What is it?
Audi’s latest exploration of combustion engine fuels that don’t rely on petrochemicals sucked from the ground. A pilot factory is being constructed in Switzerland that will produce up to 400,000 litres of e-diesel per year using nothing but renewable energy and water.
How does it work?
When complete, the industrial lab in Laufenburg will use electricity from a neighbouring hydroelectric power station to split water into hydrogen and oxygen. In the second stage of processing, the hydrogen is combined with CO2 that is either extracted from the atmosphere or waste from other industrial processes instead of being released to the environment as a greenhouse gas.
In a secret reverse water-gas shift reaction, the hydrogen and CO2 form long hydrocarbon chains, and in the final stage, a Fischer- Tropsch reactor trims the long chains into shorter molecules – synthetic diesel.
Why does it matter?
Until now, it was largely assumed the only way to break a vehicle’s dependence on fossil fuels was through electrification, but Audi’s completely synthetic fuel allows the continued use of combustion engines without drilling for oil.

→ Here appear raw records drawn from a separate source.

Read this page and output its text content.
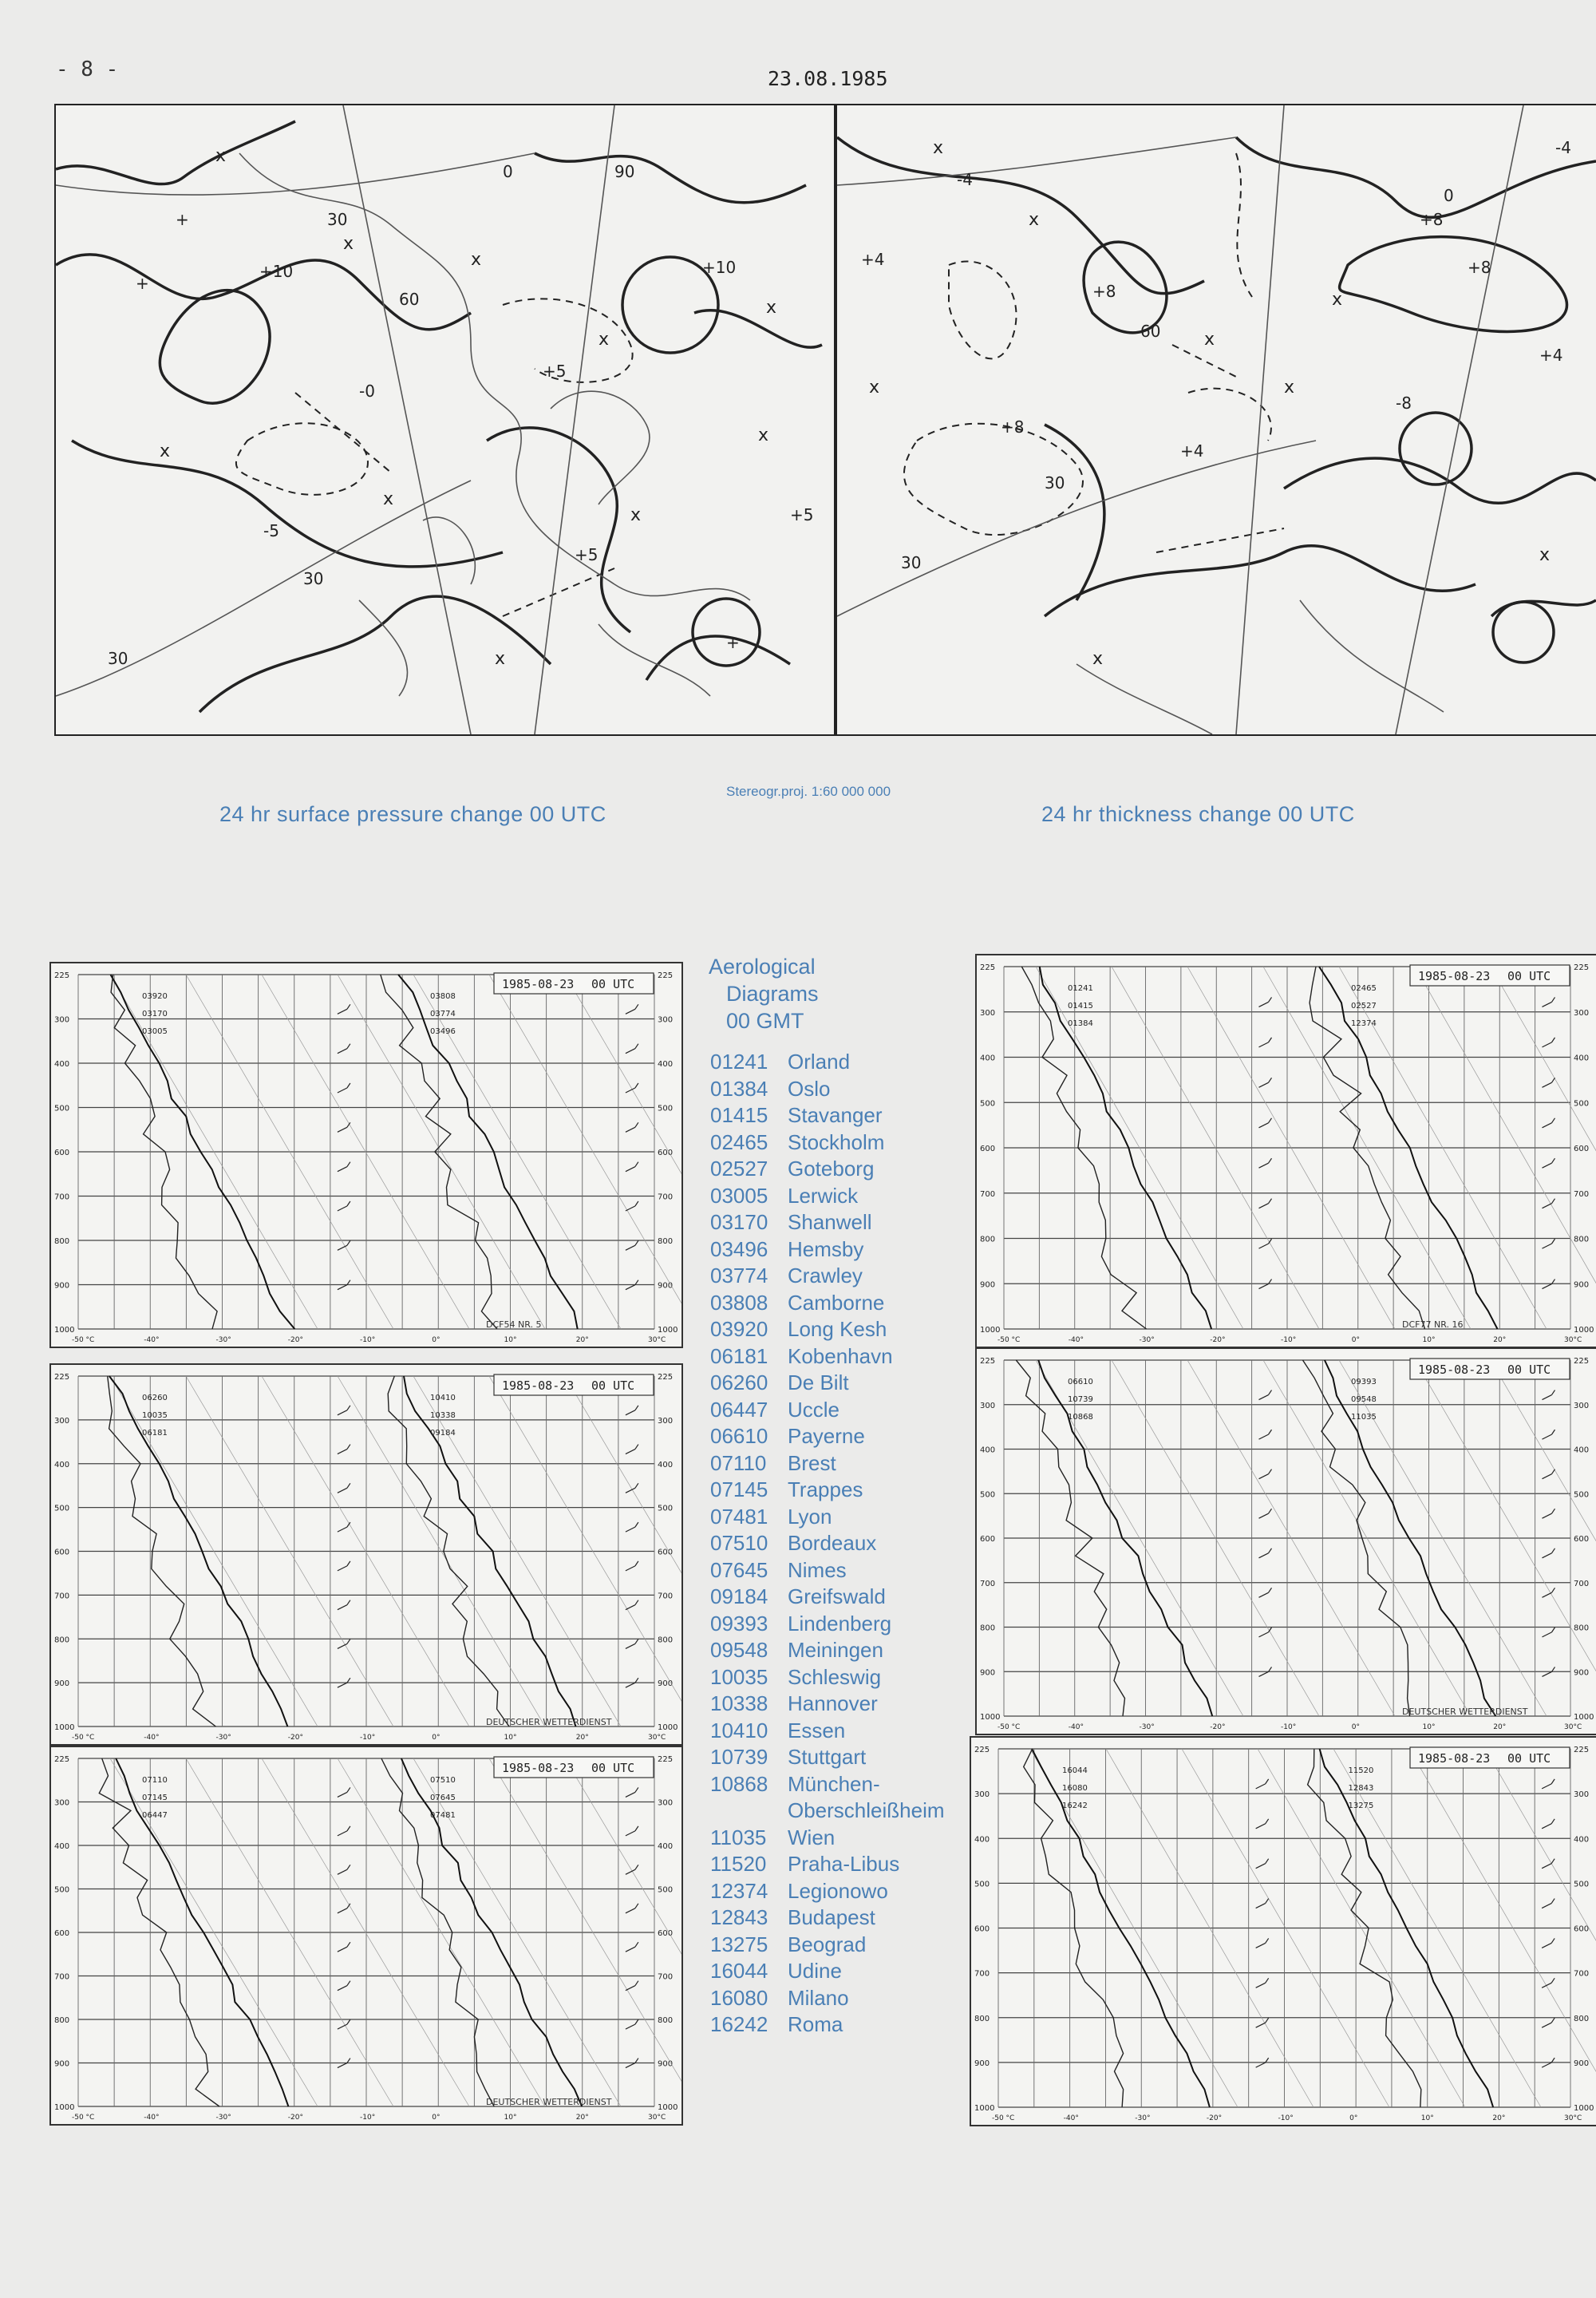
- 8 -	23.08.1985
+10
-0
+10
-5
+5
30
60
0	90
30
30
+5
+5
+
+
+
x
x
x
x
x
x
x
x
x
x
+8
60
+8
+8
+8
-8
+4
30
30
+4
+4
0
-4
-4
x
x
x
x
x	x
x
x
Stereogr.proj. 1:60 000 000
24 hr surface pressure change 00 UTC	24 hr thickness change 00 UTC
225	225
300	300
400	400
500	500
600	600
700	700
800	800
900	900
1000	1000
-50 °C	-40°	-30°	-20°	-10°	0°	10°	20°	30°C
1985-08-23 00 UTC
DCF54 NR. 5
03920
03170
03005
03808
03774
03496
225	225
300	300
400	400
500	500
600	600
700	700
800	800
900	900
1000	1000
-50 °C	-40°	-30°	-20°	-10°	0°	10°	20°	30°C
1985-08-23 00 UTC
DEUTSCHER WETTERDIENST
06260
10035
06181
10410
10338
09184
225	225
300	300
400	400
500	500
600	600
700	700
800	800
900	900
1000	1000
-50 °C	-40°	-30°	-20°	-10°	0°	10°	20°	30°C
1985-08-23 00 UTC
DEUTSCHER WETTERDIENST
07110
07145
06447
07510
07645
07481
225	225
300	300
400	400
500	500
600	600
700	700
800	800
900	900
1000	1000
-50 °C	-40°	-30°	-20°	-10°	0°	10°	20°	30°C
1985-08-23 00 UTC
DCF77 NR. 16
01241
01415
01384
02465
02527
12374
225	225
300	300
400	400
500	500
600	600
700	700
800	800
900	900
1000	1000
-50 °C	-40°	-30°	-20°	-10°	0°	10°	20°	30°C
1985-08-23 00 UTC
DEUTSCHER WETTERDIENST
06610
10739
10868
09393
09548
11035
225	225
300	300
400	400
500	500
600	600
700	700
800	800
900	900
1000	1000
-50 °C	-40°	-30°	-20°	-10°	0°	10°	20°	30°C
1985-08-23 00 UTC
16044
16080
16242
11520
12843
13275
Aerological
Diagrams
00 GMT
01241 Orland
01384 Oslo
01415 Stavanger
02465 Stockholm
02527 Goteborg
03005 Lerwick
03170 Shanwell
03496 Hemsby
03774 Crawley
03808 Camborne
03920 Long Kesh
06181 Kobenhavn
06260 De Bilt
06447 Uccle
06610 Payerne
07110	Brest
07145 Trappes
07481 Lyon
07510 Bordeaux
07645 Nimes
09184 Greifswald
09393 Lindenberg
09548 Meiningen
10035 Schleswig
10338 Hannover
10410 Essen
10739 Stuttgart
10868 München-
Oberschleißheim
11035	Wien
11520	Praha-Libus
12374 Legionowo
12843 Budapest
13275 Beograd
16044 Udine
16080 Milano
16242 Roma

Not only does a man-made diesel fuel shake free the shackles of crude oil, the production method is also carbon neutral, which presents the possibility of a diesel-burning Audi with a carbon footprint of zero.
While burning fossil fuels releases carbon to the atmosphere that was locked away in oil reserves, Audi’s process takes carbon already present in the atmosphere or from waste applications, while electrolysis adds more oxygen to the environment.
Like any new technology, the first drops of Audimade fuel will be very expensive, but as the operation is upscaled and optimised, the likelihood of finding e-diesel at a bowser increases.
Clever path maize
Audi has already explored the potential of other synthetic fuels. A pilot factory in France and a newer site in Leipzig are turning cornderived glucose into ‘e-benzin’ or synthetic petrol without the need for oil, while other previous projects have created e-gas synthetic methane and e-ethanol.